Gerade als er das Buch wütend in die Ecke schleudern wollte bildete sich ein Wort, das ihn traf: „Geist". Ärger und Enttäuschung machten sogleich einer Faszination Platz, die ihn nur in den frühesten Zeiten seines Schriftstellerlebens erfüllt hatte. Damals war er nicht müde geworden, nächtelang über Ursprung und Sinn eines einzigen Wortes nachzudenken. Wenn sich ihm dann Welt um Welt eröffnete, empfand er ein nie gekanntes Glück. Aber längst war er ein Vielschreiber geworden, ein Bestseller-Autor, berühmt und sehr gefragt. Längst blieb ihm keine Zeit mehr, sich um ein einzelnes Wort zu kümmern, galt es doch, immer mehr zu schreiben, immer neue, noch ergiebigere Stories zu erfinden. Brillant, zeitnah und spannend sollten sie sein, so wollte es seine große Leserschaft.
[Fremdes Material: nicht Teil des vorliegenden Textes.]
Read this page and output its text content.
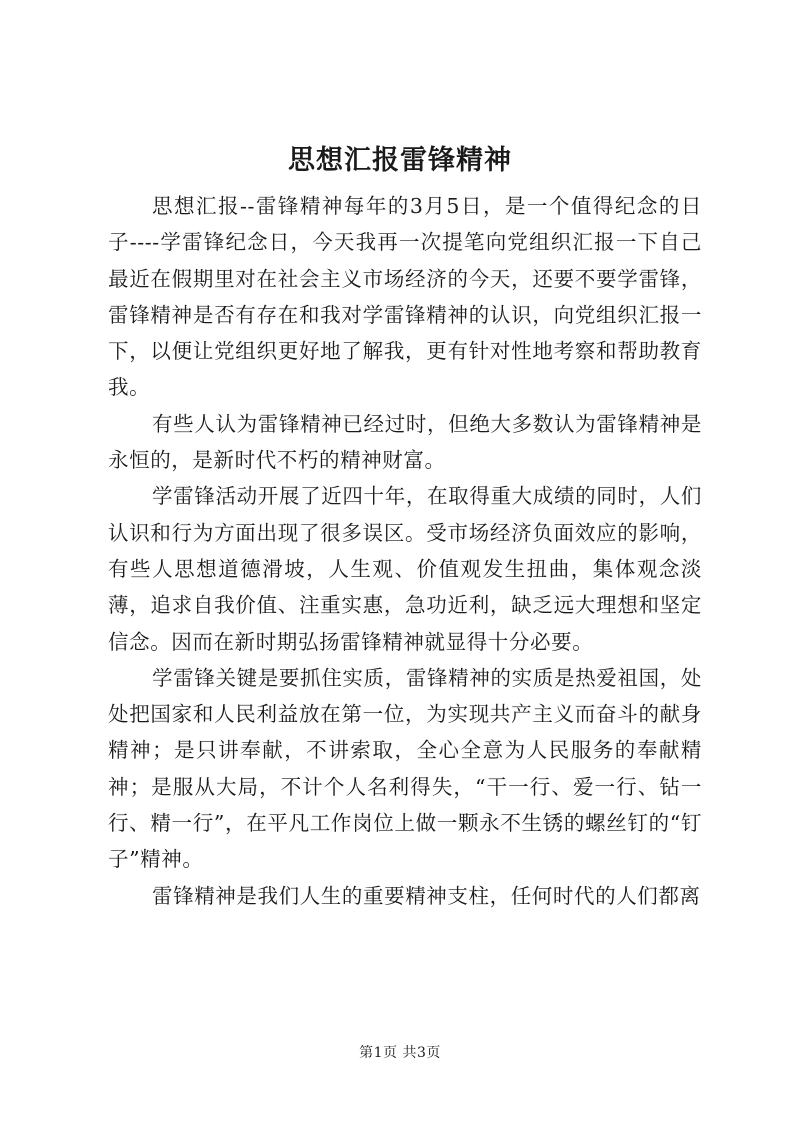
思想汇报雷锋精神

思想汇报--雷锋精神每年的3月5日，是一个值得纪念的日子----学雷锋纪念日，今天我再一次提笔向党组织汇报一下自己最近在假期里对在社会主义市场经济的今天，还要不要学雷锋，雷锋精神是否有存在和我对学雷锋精神的认识，向党组织汇报一下，以便让党组织更好地了解我，更有针对性地考察和帮助教育我。

有些人认为雷锋精神已经过时，但绝大多数认为雷锋精神是永恒的，是新时代不朽的精神财富。

学雷锋活动开展了近四十年，在取得重大成绩的同时，人们认识和行为方面出现了很多误区。受市场经济负面效应的影响，有些人思想道德滑坡，人生观、价值观发生扭曲，集体观念淡薄，追求自我价值、注重实惠，急功近利，缺乏远大理想和坚定信念。因而在新时期弘扬雷锋精神就显得十分必要。

学雷锋关键是要抓住实质，雷锋精神的实质是热爱祖国，处处把国家和人民利益放在第一位，为实现共产主义而奋斗的献身精神；是只讲奉献，不讲索取，全心全意为人民服务的奉献精神；是服从大局，不计个人名利得失，“干一行、爱一行、钻一行、精一行”，在平凡工作岗位上做一颗永不生锈的螺丝钉的“钉子”精神。

雷锋精神是我们人生的重要精神支柱，任何时代的人们都离

第1页 共3页
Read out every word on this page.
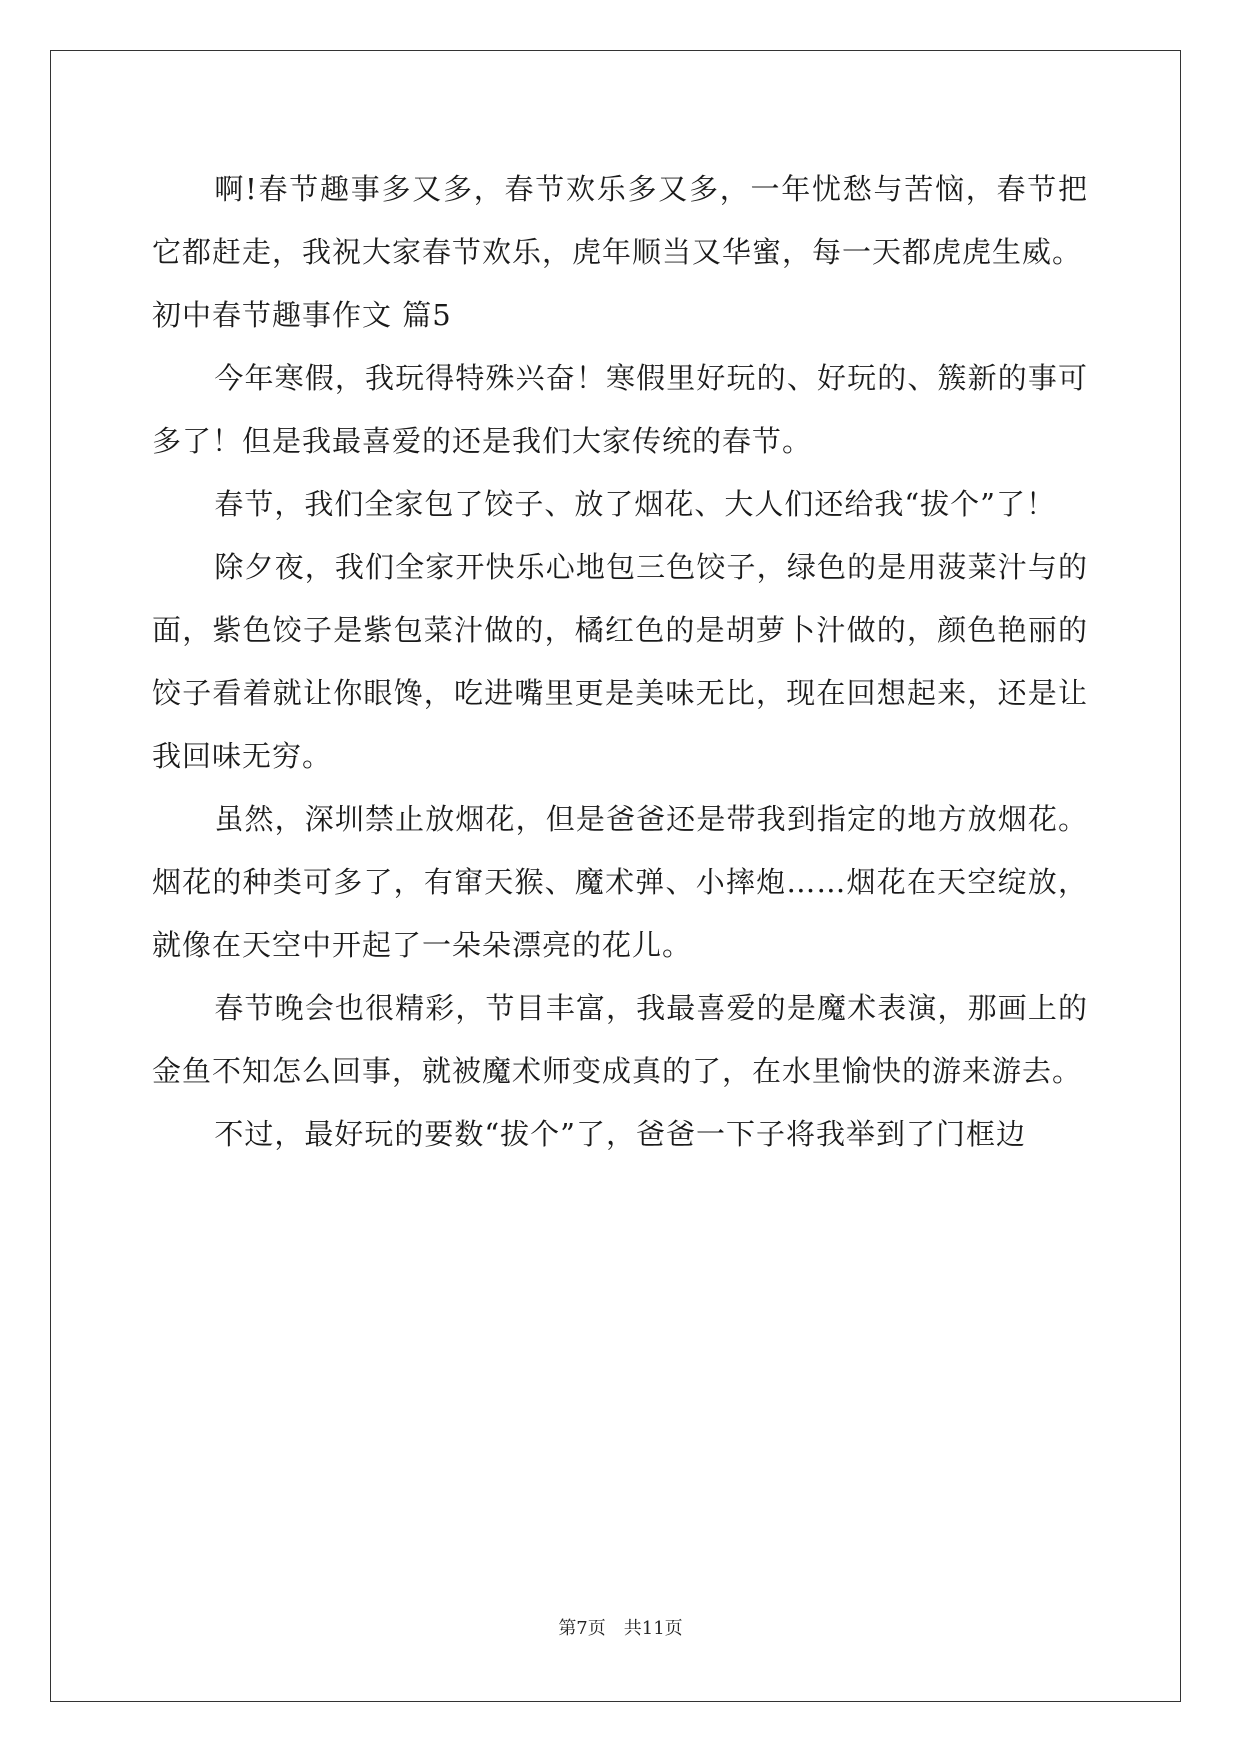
啊!春节趣事多又多，春节欢乐多又多，一年忧愁与苦恼，春节把它都赶走，我祝大家春节欢乐，虎年顺当又华蜜，每一天都虎虎生威。

初中春节趣事作文 篇5

今年寒假，我玩得特殊兴奋！寒假里好玩的、好玩的、簇新的事可多了！但是我最喜爱的还是我们大家传统的春节。

春节，我们全家包了饺子、放了烟花、大人们还给我“拔个”了！

除夕夜，我们全家开快乐心地包三色饺子，绿色的是用菠菜汁与的面，紫色饺子是紫包菜汁做的，橘红色的是胡萝卜汁做的，颜色艳丽的饺子看着就让你眼馋，吃进嘴里更是美味无比，现在回想起来，还是让我回味无穷。

虽然，深圳禁止放烟花，但是爸爸还是带我到指定的地方放烟花。烟花的种类可多了，有窜天猴、魔术弹、小摔炮……烟花在天空绽放，就像在天空中开起了一朵朵漂亮的花儿。

春节晚会也很精彩，节目丰富，我最喜爱的是魔术表演，那画上的金鱼不知怎么回事，就被魔术师变成真的了，在水里愉快的游来游去。

不过，最好玩的要数“拔个”了，爸爸一下子将我举到了门框边

第7页　共11页
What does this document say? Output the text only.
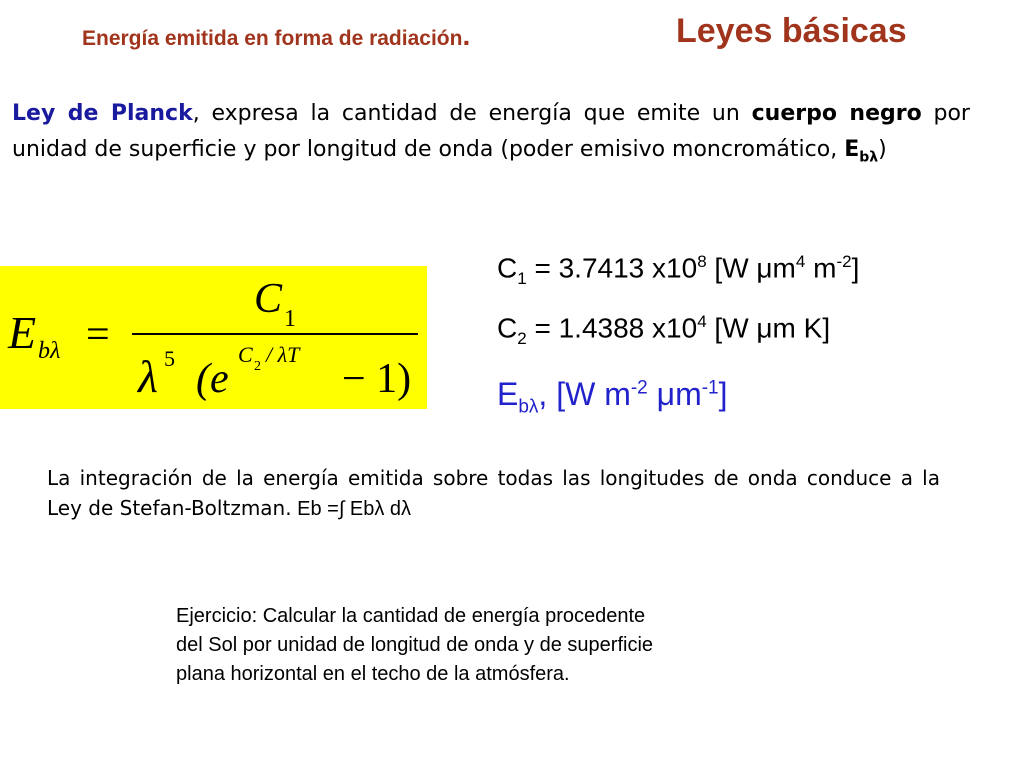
Energía emitida en forma de radiación.	Leyes básicas
Ley de Planck, expresa la cantidad de energía que emite un cuerpo negro por unidad de superficie y por longitud de onda (poder emisivo moncromático, $E_{b\lambda}$)
E bλ =
C 1
λ 5 (e
C 2 / λT
− 1)
$C_1 = 3.7413$ $x10^8$ [W $\mu m^4$ $m^{-2}$]
$C_2 = 1.4388$ $x10^4$ [W μm K]
$E_{b\lambda}$, [W $m^{-2}$ $\mu m^{-1}$]
La integración de la energía emitida sobre todas las longitudes de onda conduce a la Ley de Stefan-Boltzman. Eb =∫ Ebλ dλ
Ejercicio: Calcular la cantidad de energía procedente
del Sol por unidad de longitud de onda y de superficie
plana horizontal en el techo de la atmósfera.
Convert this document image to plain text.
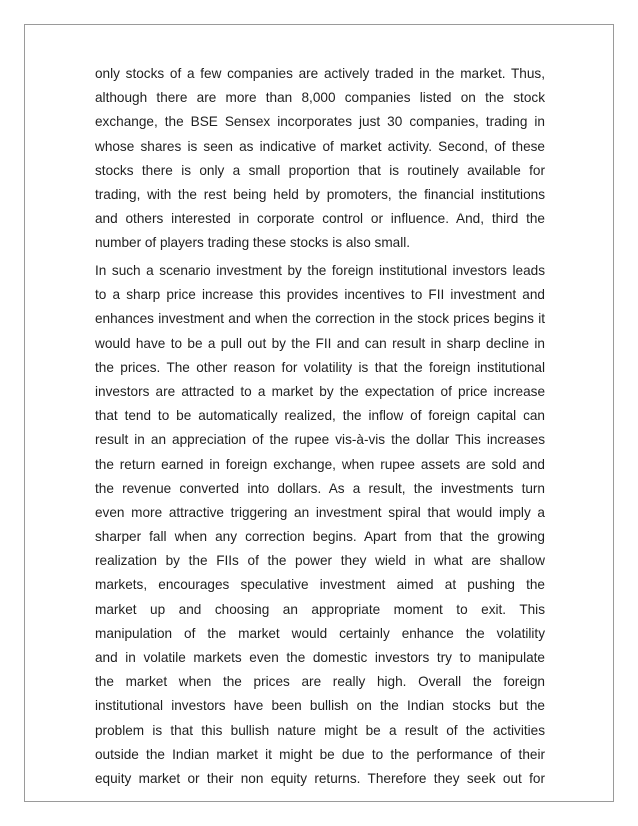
only stocks of a few companies are actively traded in the market. Thus,
although there are more than 8,000 companies listed on the stock
exchange, the BSE Sensex incorporates just 30 companies, trading in
whose shares is seen as indicative of market activity. Second, of these
stocks there is only a small proportion that is routinely available for
trading, with the rest being held by promoters, the financial institutions
and others interested in corporate control or influence. And, third the
number of players trading these stocks is also small.
In such a scenario investment by the foreign institutional investors leads
to a sharp price increase this provides incentives to FII investment and
enhances investment and when the correction in the stock prices begins it
would have to be a pull out by the FII and can result in sharp decline in
the prices. The other reason for volatility is that the foreign institutional
investors are attracted to a market by the expectation of price increase
that tend to be automatically realized, the inflow of foreign capital can
result in an appreciation of the rupee vis-à-vis the dollar This increases
the return earned in foreign exchange, when rupee assets are sold and
the revenue converted into dollars. As a result, the investments turn
even more attractive triggering an investment spiral that would imply a
sharper fall when any correction begins. Apart from that the growing
realization by the FIIs of the power they wield in what are shallow
markets, encourages speculative investment aimed at pushing the
market up and choosing an appropriate moment to exit. This
manipulation of the market would certainly enhance the volatility
and in volatile markets even the domestic investors try to manipulate
the market when the prices are really high. Overall the foreign
institutional investors have been bullish on the Indian stocks but the
problem is that this bullish nature might be a result of the activities
outside the Indian market it might be due to the performance of their
equity market or their non equity returns. Therefore they seek out for
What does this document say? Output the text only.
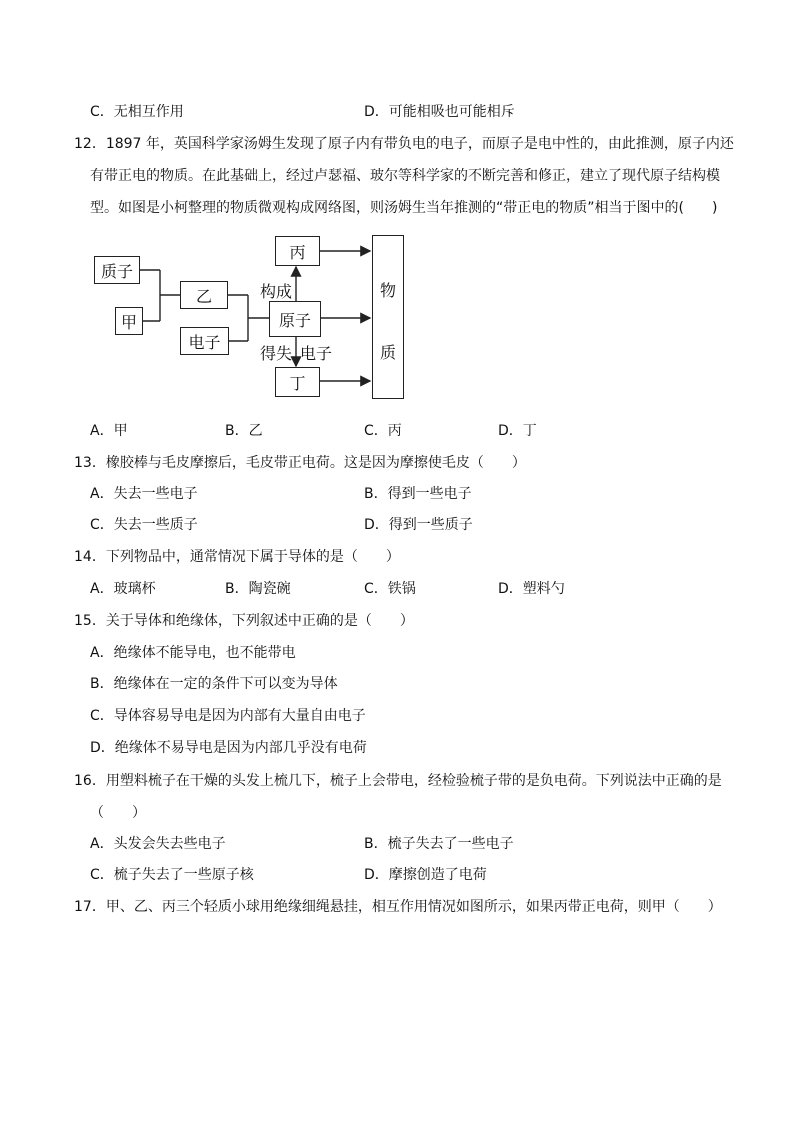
C．无相互作用	D．可能相吸也可能相斥
12．1897 年，英国科学家汤姆生发现了原子内有带负电的电子，而原子是电中性的，由此推测，原子内还
有带正电的物质。在此基础上，经过卢瑟福、玻尔等科学家的不断完善和修正，建立了现代原子结构模
型。如图是小柯整理的物质微观构成网络图，则汤姆生当年推测的“带正电的物质”相当于图中的(　　)
质子
甲
乙
电子
原子
丙
丁
构成
得失 电子
物
质
A．甲	B．乙	C．丙	D．丁
13．橡胶棒与毛皮摩擦后，毛皮带正电荷。这是因为摩擦使毛皮（　　）
A．失去一些电子	B．得到一些电子
C．失去一些质子	D．得到一些质子
14．下列物品中，通常情况下属于导体的是（　　）
A．玻璃杯	B．陶瓷碗	C．铁锅	D．塑料勺
15．关于导体和绝缘体，下列叙述中正确的是（　　）
A．绝缘体不能导电，也不能带电
B．绝缘体在一定的条件下可以变为导体
C．导体容易导电是因为内部有大量自由电子
D．绝缘体不易导电是因为内部几乎没有电荷
16．用塑料梳子在干燥的头发上梳几下，梳子上会带电，经检验梳子带的是负电荷。下列说法中正确的是
（　　）
A．头发会失去些电子	B．梳子失去了一些电子
C．梳子失去了一些原子核	D．摩擦创造了电荷
17．甲、乙、丙三个轻质小球用绝缘细绳悬挂，相互作用情况如图所示，如果丙带正电荷，则甲（　　）
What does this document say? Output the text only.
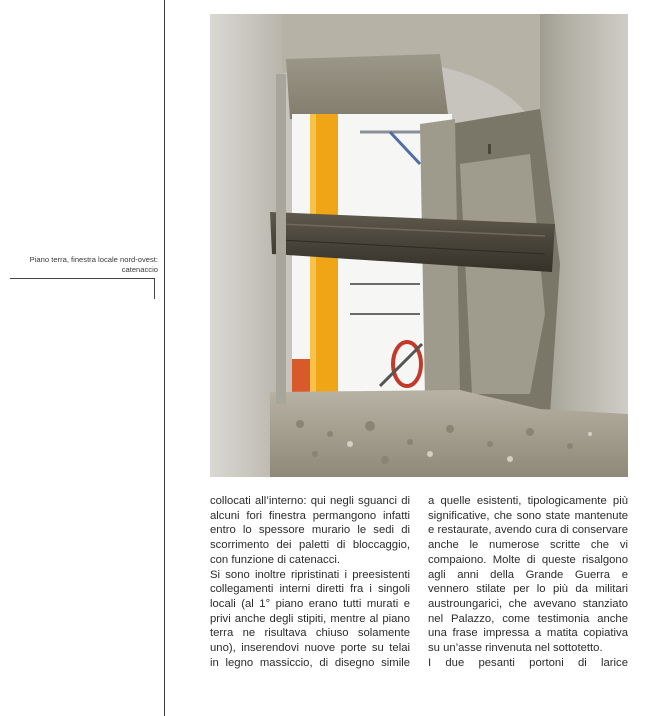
Piano terra, finestra locale nord-ovest:
catenaccio

collocati all’interno: qui negli sguanci di alcuni fori finestra permangono infatti entro lo spessore murario le sedi di scorrimento dei paletti di bloccaggio, con funzione di catenacci.

Si sono inoltre ripristinati i preesistenti collegamenti interni diretti fra i singoli locali (al 1° piano erano tutti murati e privi anche degli stipiti, mentre al piano terra ne risultava chiuso solamente uno), inserendovi nuove porte su telai in legno massiccio, di disegno simile

a quelle esistenti, tipologicamente più significative, che sono state mantenute e restaurate, avendo cura di conservare anche le numerose scritte che vi compaiono. Molte di queste risalgono agli anni della Grande Guerra e vennero stilate per lo più da militari austroungarici, che avevano stanziato nel Palazzo, come testimonia anche una frase impressa a matita copiativa su un’asse rinvenuta nel sottotetto.

I due pesanti portoni di larice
Vor einigen Tagen war sein neuestes Buch auf den Markt gekommen, ein umfangreicher Roman, von der Fachkritik bereits mit Vorschußlorbeeren bedacht. Nun war er begierig, in seinem neuen Werk zu blättern, denn er liebte es, seine brillanten Gedanken und Formulierungen endgültig geordnet und gedruckt zu sehen. An der Brille konnte es nicht liegen, daß jetzt die Buchstaben noch frecher und provokanter aus der Reihe tanzten. Seine Augen seien in Ordnung, hatte ihm kürzlich ein namhafter Spezialist versichert, für seine sechzig Jahre sei er in bester Form. Und mit dem Kreislauf könne er zufrieden sein. Woher dann dieses Chaos? Er trat an das offene Fenster und tat einige tiefe Atemzüge. Es wird eine kleine Übermüdung sein, nichts Ernstes, redete er sich ein. Als er sich wieder setzte, war er ganz gelassen. Doch wie erschrak er, als er die ersten Seiten seines Buches nun völlig leer fand. Irritiert und verstimmt zog er sich in sein Bett zurück und schlief bald darauf ein. Er träumte von lebensgroßen Buchstaben und Silben, dekorativen Monstern, die sich zu immer neuen Wortbildern paarten und ob ihrer dreisten Selbständigkeit noch zu kichern schienen. Als er am nächsten Morgen erwachte, fand er sein Buch leer, von der ersten bis zur letzten Seite. Ihm wurde übel. Dem ersten heftigen Impuls, seinen Verleger anzurufen, gab er nicht nach. Später, nach dem Frühstück, fühlte er sich besser, aber das Buch blieb leer. Unfaßbar! Ausgerechnet ihm, dem Realisten mußte dies geschehen!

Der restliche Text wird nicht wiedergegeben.